Logically, Padmé should have realized that, seeing as Anakin and Leia were currently making their way over, she could’ve saved everything she had to say until they reached them and could talk more quietly (and more privately). But by that point, she was too hopped up on adrenaline to think of that, and so she found herself saying, loud and rushed, “I love you, Ani. I still love you.” This drew gasps from the onlookers, and Anakin stumbled slightly, eyes widening. Leia looked astonished, too, but she tugged him onwards.

“And I don’t want you to go,” Padmé continued. “Not again. I want the four of us to be together as a family, the way we should’ve been all along. I never should’ve let you go the first time, and I’ll be damned if I do it again. Ani, I—I want to give us another shot.”
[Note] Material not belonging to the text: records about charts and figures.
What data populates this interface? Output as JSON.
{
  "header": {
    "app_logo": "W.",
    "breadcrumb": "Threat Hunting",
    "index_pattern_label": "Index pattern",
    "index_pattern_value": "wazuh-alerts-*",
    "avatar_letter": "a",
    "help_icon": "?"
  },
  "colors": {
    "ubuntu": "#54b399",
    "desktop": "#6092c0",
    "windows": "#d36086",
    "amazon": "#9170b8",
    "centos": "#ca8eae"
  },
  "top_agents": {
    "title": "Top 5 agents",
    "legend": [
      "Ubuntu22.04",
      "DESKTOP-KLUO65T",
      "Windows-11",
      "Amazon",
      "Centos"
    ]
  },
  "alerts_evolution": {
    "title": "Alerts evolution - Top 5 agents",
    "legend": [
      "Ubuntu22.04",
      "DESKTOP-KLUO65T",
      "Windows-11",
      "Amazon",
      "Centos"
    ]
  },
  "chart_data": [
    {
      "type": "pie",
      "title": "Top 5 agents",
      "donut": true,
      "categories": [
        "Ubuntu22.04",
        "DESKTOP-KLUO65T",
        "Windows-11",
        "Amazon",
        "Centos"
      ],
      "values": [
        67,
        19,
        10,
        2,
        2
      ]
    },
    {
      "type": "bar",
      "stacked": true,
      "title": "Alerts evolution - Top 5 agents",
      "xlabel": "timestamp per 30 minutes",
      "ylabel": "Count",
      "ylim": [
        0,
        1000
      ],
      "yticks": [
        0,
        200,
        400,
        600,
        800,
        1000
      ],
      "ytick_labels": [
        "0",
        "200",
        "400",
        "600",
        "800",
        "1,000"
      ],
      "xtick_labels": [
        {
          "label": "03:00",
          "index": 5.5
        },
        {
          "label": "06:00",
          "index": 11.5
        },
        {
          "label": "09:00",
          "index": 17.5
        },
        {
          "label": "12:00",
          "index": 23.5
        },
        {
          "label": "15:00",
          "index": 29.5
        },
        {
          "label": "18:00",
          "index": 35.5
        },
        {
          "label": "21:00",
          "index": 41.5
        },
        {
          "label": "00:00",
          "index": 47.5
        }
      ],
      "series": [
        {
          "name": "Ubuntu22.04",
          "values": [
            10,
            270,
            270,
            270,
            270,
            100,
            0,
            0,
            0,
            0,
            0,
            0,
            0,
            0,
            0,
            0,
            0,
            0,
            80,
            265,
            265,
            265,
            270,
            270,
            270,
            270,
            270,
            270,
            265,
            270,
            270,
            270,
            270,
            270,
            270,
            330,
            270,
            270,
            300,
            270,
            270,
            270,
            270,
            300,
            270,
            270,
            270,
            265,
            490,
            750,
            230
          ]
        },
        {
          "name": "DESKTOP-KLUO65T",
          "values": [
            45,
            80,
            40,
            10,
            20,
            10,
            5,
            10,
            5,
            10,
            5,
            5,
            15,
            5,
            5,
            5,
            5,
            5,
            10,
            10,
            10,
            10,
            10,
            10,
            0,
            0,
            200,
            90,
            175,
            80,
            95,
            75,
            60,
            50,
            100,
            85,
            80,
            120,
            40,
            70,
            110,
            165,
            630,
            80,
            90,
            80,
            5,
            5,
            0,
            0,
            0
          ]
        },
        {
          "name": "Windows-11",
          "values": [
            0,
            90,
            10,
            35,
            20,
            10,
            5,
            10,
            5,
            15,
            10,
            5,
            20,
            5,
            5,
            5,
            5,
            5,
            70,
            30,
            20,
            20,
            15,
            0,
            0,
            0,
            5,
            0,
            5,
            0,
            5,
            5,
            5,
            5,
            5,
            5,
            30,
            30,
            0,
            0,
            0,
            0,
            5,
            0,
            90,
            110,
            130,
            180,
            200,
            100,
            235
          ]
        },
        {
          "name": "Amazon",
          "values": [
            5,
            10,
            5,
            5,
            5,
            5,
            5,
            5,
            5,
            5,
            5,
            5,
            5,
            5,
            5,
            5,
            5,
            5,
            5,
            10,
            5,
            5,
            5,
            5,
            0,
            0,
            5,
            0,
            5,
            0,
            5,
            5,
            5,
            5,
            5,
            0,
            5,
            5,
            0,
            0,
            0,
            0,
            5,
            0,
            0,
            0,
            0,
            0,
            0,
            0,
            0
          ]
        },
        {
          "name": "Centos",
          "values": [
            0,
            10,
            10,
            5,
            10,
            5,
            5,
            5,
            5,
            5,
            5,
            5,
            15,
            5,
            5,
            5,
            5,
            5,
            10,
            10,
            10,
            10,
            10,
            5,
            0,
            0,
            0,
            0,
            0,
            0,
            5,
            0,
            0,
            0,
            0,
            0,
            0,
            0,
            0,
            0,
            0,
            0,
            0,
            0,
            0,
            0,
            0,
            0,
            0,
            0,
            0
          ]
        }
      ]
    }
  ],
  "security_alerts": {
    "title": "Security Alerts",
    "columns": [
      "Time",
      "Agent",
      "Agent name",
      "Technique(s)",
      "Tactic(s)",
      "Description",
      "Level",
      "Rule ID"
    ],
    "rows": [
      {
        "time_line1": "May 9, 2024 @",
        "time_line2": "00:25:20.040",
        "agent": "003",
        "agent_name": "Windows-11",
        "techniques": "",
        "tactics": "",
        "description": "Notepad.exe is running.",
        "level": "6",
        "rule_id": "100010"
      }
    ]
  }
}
Almost as soon as the words had left her mouth, Anakin and Leia cleared the security line at last, and then Anakin was running towards her and sweeping her into his arms and twirling her around and Padmé was laughing and feeling like a twenty-something-year-old again. And then he set her back down on the ground and his lips were on hers, and Padmé was pretty sure she heard the surrounding crowd cheering and applauding, but she didn’t care because Anakin was kissing her, and she was kissing him, and they were both crying and smiling against each other’s mouths, and she never wanted the moment to end.

It did end, of course, but they still clung to each other, his arms around her waist, hers around his neck. Their foreheads were resting against each other, and Padmé moved her hands up to brush away his tears, leaving them resting on his cheeks afterwards as she savored the feeling of his skin against hers.

“So are we not getting on the plane, or…?”

Anakin and Padmé finally tore their eyes away from each other and directed them at their thrilled-looking children instead. “I-I don’t know,” Anakin managed. His smile faded slightly (but only slightly) as he seemed to realize that they did, in fact, live in a real world. “I mean, school starts again next week. There’s no way we’d be able to get all moved and settled in time.” He glanced uncertainly back at Padmé. “That is, if you—if you even want us to—”

“Yes,” she cut him off, smiling. “I want you two to come live with us.”

“So do I,” Luke piped up.

“Me too,” said Leia.

“Maybe it’s rushing things,” Padmé continued, “but we’ve wasted twelve years, and I just—I don’t want to wait any longer. I want the four of us to live together. I want us to be a family.”

Anakin beamed so brightly it almost made her dizzy. “Me too,” he said, and then he was kissing her again.

The twins exchanged a grin and a high-five. “Looks like our plan worked after all,” Leia said.

“I think you mean my plan.”

“Whatever.”

“I bet this’ll be all over the internet pretty soon,” Luke said a moment later, snickering.

Leia looked at him in confusion. “Why would it be? Why would anyone care?”

“Mom’s a U.S. senator, remember? And she’s usually much more dignified than this.”